Hamid Bafi, KA member of parliament (MP), told Al-Hayat: "The bill includes the regions that were carved out of the Kurdistan region and other provinces for political and demographic purposes, but does not include the decisions that turned counties into districts or districts into provinces, as is the case of Najaf, Salahuddin and Duhok, which were turned into provinces in the 1970s due to population growth.”

He continued, “The bill provides for the implementation of Article 140 of the constitution, and it will solve the disputes raging between the [Kurdistan] Regional Government and the central government [in Baghdad] as well as those plaguing the provinces, especially considering that the former regime carved the city of Nukhayba out of the Karbala province and attached it to the Al-Anbar province, despite the fact that the size of this province amounts to roughly a third of the size of Iraq.”

“The former regime carved out a lot of areas of the Kurdistan region and attached them to other provinces due to demographic changes,” he added.

Bafi ruled out the possibility that "the bill will pass during the current parliamentary session," because of the "chauvinist mentality that still controls some, and the fact that some are seeking to restore the central state and thus confiscate the rights of Kurds, Turkmen and other nationalities." He acknowledged that "this bill will further complicate the situation," and he held the political blocs "responsible for delaying the implementation of Article 140.”

Sheikh Ahmed Abu Risha, leader of the Sahwat al-Iraq (Iraq's Awakening) party told Al-Hayat that "Nukhayb has been part of the Al-Anbar province since the establishment of the Iraqi state, and the former regime carved it out, attached it to Karbala for one year, and then returned it to Al-Anbar.”

Abu Risha, leader of the Unity Alliance of Iraq, which is affiliated with the Iraqiya List, said he opposed changing the borders of provinces. "Any attempt to annex Kirkuk or carve out parts of Mosul, Diyala or other provinces will revive tensions and perhaps lead to an armed conflict, which is something that we do not need," he said.

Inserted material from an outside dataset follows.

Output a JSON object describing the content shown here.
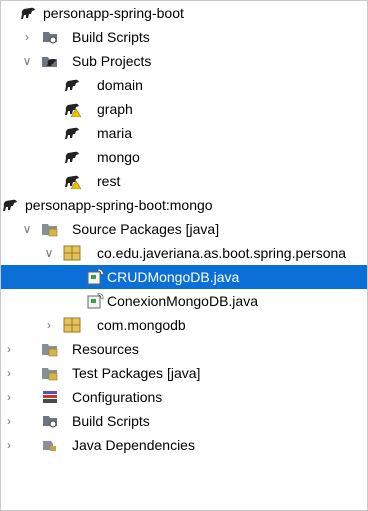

Iraqiya List MP Khalid al-Alwani said in a statement that “introducing the province demarcation bill stipulated by Article 140 every now and then can create a crisis between the components of the Iraqi people and the inhabitants of the provinces in the event that areas were removed from provinces and transferred to others.” He said that “Iraq cannot handle another crisis than the one it is currently suffering from.”

“We will strongly oppose this bill because it will further complicate the Iraqi political scene and spread chaos among the provinces. Moreover, it will lead to calls asking for the formation of regions,” he added.

Alwani, MP from the western Anbar province, said that the “areas of Ain ​​al-Tamur, Nukhayb and Al-Rahhaliya have been part of the Al-Anbar province since the Ottoman era.”

The Parliamentary Legal Committee had confirmed Oct. 14 that “the province demarcation law stipulated by Article 140 would include the areas of Nukhayb, Al-Rahhaliyah and Ain Al-Tamur in the Al-Anbar province, and would return the limits of those provinces to the way they were.”